No ja nie wiem, czy oddajemy, bo w Warszawie są zdejmowane tablice z ulic z nazwiskami żołnierzy wyklętych i zastępuje się je poprzednimi patronami z czasów komuny, to chyba długa droga przed nami. Dobrze, że to święto 1 marca zostało ustanowione, także dzięki staraniom śp. Lecha Kaczyńskiego, bo to była jego inicjatywa. Święto przypominające o żołnierzach tzw. drugiej konspiracji. To byli ci, którzy w 1945 roku nie poddali się reżimowi komunistycznemu,ale zdecydowali się podjąć walkę z okupantem radzieckim, z pełną świadomością jak beznadziejna przed nimi jest misja. Żołnierze wywodzący się w dużej mierze z szeregów AK, BCH i innych organizacji, które w czasie okupacji podejmowały walkę z okupantem niemieckim. Tu też pojawia się żenująca sytuacja w Krakowie z pomnikiem AK. W społeczeństwie jest potrzeba uczczenia, upamiętnienia i uhonorowania żołnierzy niezłomnych, bo tacy właśnie byli. Już w zeszłym tygodniu u księdza Palmowskiego w Morawicy odbyły się takie uroczystości, odbędą się tez w tę niedzielę w Parku Jordana, a 1 marca odbędą się uroczystości wojewódzkie, tym razem w Skawinie, która ma piękne tradycje niezłomnych, którzy walczyli o prawdziwą niepodległą Polskę.

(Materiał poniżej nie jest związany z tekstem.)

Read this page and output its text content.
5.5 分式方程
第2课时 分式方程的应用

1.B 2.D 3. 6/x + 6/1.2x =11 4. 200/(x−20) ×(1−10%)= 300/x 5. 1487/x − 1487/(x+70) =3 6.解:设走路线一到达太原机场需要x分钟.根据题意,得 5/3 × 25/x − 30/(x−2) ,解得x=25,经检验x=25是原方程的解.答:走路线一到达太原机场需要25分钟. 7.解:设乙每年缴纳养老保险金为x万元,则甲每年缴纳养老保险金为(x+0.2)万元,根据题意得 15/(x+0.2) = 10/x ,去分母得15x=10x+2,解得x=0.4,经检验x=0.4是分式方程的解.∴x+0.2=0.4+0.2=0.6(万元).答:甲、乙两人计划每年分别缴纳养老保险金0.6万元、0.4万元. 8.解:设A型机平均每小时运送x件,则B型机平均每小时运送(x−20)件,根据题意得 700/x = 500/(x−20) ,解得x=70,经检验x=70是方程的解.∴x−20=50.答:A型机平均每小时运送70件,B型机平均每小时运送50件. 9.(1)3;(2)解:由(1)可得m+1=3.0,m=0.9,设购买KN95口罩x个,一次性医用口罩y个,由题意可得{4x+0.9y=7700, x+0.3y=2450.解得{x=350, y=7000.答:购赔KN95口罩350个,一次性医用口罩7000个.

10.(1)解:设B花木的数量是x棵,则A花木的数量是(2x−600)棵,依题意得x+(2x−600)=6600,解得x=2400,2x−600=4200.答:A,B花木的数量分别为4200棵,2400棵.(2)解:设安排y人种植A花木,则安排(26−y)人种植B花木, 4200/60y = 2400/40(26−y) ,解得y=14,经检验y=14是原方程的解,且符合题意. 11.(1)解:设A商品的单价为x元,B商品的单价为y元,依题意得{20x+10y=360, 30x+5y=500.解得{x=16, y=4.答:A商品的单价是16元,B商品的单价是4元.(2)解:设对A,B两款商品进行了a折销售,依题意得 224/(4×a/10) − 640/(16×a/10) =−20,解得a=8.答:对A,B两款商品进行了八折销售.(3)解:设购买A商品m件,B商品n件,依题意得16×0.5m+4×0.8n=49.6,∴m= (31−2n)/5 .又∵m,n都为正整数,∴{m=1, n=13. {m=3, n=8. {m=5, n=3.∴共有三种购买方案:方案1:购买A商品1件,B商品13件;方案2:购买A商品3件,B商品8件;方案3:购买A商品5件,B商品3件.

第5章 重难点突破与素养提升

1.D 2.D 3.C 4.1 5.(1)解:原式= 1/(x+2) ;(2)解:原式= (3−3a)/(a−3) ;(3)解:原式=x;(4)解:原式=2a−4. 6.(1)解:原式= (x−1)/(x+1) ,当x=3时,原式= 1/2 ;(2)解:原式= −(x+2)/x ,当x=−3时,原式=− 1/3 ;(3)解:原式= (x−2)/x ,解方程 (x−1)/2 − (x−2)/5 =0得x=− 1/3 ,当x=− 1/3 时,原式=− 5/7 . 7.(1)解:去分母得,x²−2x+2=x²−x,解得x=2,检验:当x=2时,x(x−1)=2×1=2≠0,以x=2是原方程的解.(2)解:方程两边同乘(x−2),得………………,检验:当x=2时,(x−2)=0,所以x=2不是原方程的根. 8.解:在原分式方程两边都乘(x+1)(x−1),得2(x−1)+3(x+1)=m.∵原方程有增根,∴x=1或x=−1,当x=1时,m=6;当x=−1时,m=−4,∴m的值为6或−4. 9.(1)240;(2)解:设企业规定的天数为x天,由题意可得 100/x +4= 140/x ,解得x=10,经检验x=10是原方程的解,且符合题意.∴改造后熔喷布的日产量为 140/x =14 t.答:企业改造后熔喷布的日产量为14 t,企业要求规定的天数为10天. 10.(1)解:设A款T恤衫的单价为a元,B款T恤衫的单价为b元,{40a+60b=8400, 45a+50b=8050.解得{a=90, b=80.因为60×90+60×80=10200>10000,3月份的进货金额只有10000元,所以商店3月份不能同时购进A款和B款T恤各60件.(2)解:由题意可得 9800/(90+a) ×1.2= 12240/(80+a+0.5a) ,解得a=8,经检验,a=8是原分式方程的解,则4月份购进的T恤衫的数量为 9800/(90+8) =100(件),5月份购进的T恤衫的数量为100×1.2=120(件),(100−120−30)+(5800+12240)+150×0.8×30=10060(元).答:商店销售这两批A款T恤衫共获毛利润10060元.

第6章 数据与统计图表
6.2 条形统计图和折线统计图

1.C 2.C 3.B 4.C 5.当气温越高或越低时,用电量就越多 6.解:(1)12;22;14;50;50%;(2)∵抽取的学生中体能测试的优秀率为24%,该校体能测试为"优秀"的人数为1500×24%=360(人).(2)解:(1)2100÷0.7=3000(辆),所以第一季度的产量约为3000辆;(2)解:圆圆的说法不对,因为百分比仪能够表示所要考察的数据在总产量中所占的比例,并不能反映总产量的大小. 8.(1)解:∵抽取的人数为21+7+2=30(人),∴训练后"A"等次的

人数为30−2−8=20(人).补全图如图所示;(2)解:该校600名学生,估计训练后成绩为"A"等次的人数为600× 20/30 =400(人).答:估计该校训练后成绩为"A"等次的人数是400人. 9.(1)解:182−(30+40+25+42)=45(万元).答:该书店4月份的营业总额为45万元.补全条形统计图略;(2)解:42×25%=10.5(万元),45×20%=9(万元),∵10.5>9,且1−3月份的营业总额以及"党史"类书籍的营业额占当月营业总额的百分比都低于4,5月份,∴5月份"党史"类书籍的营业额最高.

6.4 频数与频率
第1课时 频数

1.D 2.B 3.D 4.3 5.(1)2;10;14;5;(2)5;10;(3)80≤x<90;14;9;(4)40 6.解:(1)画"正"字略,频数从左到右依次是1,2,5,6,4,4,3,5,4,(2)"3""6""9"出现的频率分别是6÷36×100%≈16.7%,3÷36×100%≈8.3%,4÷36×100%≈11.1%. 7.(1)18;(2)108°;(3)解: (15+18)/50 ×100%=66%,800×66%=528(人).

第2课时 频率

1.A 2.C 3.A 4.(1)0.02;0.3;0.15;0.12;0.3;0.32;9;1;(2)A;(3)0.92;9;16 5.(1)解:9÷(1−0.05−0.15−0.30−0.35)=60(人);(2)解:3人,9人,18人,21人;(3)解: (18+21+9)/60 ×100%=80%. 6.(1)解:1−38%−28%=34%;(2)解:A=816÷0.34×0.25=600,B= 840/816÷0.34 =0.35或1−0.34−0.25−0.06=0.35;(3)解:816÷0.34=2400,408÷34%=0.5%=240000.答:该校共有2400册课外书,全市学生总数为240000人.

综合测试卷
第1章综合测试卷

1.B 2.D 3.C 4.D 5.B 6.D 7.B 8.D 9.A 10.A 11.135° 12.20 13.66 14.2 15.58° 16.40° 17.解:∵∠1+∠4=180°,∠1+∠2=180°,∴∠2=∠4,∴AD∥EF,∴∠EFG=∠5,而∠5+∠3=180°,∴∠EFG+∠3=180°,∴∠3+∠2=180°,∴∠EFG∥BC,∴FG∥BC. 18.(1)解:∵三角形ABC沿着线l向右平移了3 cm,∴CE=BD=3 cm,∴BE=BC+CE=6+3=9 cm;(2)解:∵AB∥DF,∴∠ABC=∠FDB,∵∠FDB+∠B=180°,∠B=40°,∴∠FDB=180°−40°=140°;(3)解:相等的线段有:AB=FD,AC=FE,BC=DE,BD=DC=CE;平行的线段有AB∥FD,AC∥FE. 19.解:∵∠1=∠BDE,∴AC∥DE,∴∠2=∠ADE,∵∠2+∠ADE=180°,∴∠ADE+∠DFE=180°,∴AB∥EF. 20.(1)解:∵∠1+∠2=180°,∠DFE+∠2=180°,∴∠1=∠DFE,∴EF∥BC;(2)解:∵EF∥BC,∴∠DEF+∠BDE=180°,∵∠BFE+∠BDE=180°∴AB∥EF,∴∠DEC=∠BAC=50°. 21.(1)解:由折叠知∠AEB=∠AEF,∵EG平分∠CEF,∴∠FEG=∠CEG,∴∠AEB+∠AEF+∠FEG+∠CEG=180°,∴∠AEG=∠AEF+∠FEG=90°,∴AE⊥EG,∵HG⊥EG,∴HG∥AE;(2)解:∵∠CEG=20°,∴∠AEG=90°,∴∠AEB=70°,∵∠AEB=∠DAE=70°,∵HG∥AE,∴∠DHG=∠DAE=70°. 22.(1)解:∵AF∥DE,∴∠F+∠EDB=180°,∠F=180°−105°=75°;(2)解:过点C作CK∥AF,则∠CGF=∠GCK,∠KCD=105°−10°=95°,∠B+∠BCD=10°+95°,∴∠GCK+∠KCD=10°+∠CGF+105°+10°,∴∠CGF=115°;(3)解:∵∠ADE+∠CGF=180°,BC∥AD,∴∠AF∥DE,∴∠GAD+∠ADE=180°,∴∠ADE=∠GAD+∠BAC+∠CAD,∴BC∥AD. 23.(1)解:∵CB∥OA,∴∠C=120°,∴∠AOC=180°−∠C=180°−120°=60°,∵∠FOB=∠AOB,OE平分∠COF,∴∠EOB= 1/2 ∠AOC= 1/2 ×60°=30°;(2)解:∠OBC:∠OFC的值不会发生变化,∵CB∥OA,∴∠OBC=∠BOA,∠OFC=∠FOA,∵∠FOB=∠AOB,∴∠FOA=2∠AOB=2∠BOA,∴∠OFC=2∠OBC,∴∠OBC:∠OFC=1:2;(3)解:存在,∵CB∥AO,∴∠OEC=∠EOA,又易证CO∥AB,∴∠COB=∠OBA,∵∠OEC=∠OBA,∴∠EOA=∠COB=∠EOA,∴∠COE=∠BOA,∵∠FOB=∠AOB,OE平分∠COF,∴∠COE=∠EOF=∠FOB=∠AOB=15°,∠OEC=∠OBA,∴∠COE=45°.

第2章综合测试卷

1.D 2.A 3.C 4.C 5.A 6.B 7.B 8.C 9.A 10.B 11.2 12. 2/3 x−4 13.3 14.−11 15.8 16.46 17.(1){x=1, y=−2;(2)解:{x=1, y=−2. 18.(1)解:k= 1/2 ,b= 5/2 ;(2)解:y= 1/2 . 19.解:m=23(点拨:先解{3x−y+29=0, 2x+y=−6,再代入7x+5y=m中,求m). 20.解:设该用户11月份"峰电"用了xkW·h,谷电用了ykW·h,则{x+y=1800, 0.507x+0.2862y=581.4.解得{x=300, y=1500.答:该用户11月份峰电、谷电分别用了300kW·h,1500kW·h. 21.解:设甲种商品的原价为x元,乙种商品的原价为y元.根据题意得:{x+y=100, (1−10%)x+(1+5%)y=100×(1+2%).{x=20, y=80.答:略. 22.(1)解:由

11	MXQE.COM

A najważniejsze jest to, że młode pokolenie pamięta o żołnierzach wyklętych, a ci o których Pan wspomniał to ci, którzy lubią hasło – żeby było tak, jak było i to kwintesencja pewnej grupy społeczeństwa, która chciałaby zawracać kijem Wisłę i nie patrzą na to, że Unia Europejska jest zupełnie inna niż oni by chcieli i staje się coraz bardziej federacją narodów, a nie jakąś taką pulpą, która ma zagubić wszystkie wartości i odrębności kulturowe.
Ta świadomość przynależności narodowej jest nie tylko w nas Polakach, jest we wszystkich, nie tylko wśród – jak oni to mówią – Europejczyków, którzy chcieliby Europę bezkształtną zbudować, Zaczyna to powoli do nich docierać, że nasza świadomość, patriotyzm to nie są negatywne wartości, ale pozytywne, które trzeba kultywować. A wracając do święta Żołnierzy Wyklętych, to dostałem mnóstwo zaproszeń od samorządów na uroczystości, także organizowane z inicjatywy młodych ludzi.